Update 9/3/13, 9:45p MDT: Michael
got back to me. Here’s what he had to say in an email message:
Stahl
and Johnson do a good job defining opposite ends of the issue.
Even
ten years ago, firefighters were calling retardant drops “CNN drops,”
because they are often called for in situations where they look good on
television but will have little impact on the fire. Part of the problem is that
in much of the West, wildfires are wind driven events. During the Fourmile
Canyon fire, here in Boulder, I heard one contractor announce that the fire
wouldn’t have destroyed all the homes it did if they had just put his planes in
the air when it broke out, but the wind was ripping at more than 60 miles an
hour at that point.
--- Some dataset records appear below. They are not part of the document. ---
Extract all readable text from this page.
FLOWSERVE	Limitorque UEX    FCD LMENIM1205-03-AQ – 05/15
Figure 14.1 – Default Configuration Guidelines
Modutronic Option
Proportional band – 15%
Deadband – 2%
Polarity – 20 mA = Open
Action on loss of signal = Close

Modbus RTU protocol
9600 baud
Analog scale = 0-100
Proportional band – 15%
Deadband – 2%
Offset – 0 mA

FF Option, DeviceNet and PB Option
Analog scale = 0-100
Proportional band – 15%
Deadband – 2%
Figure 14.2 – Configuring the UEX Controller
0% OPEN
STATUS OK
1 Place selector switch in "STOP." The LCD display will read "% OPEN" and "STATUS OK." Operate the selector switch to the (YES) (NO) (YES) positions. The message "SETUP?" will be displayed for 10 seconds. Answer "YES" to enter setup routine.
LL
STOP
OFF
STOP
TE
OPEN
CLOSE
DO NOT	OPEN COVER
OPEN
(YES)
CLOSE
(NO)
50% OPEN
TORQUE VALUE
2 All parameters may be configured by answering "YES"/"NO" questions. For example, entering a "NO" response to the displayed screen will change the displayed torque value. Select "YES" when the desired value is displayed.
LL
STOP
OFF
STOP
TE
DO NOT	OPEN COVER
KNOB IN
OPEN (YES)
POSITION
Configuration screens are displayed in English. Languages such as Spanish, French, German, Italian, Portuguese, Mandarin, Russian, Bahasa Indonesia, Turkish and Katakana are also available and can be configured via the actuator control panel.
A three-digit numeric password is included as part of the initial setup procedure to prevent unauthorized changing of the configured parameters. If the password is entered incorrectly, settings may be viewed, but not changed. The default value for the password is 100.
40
It’s pretty difficult to fly a plane at low speeds
into a canyon to drop retardant in those conditions, and often the wind just
blows the retardant away.
Last
year two P2V air tankers crashed on the same day – one belly landed in Utah and
the crew survived. The other crashed into a fire in Nevada killing its two crew
members. A couple months later a C130 from the Air National Guard crashed while
dropping retardant, killing four members of its crew from the North Carolina
Air National Guard. Statistically, according to Andy Stahl, firefighters’ odds
of dying fighting a fire go up tenfold when they climb into a plane.
There’s
a lot of politics behind getting the planes in the air. For one thing, the
contractors with the planes want the work and politicians strive to get it to
them. It’s also something that make government leaders look like they’re doing
something about a disaster that they actually have little control over and, to
some degree, appeases their constituents.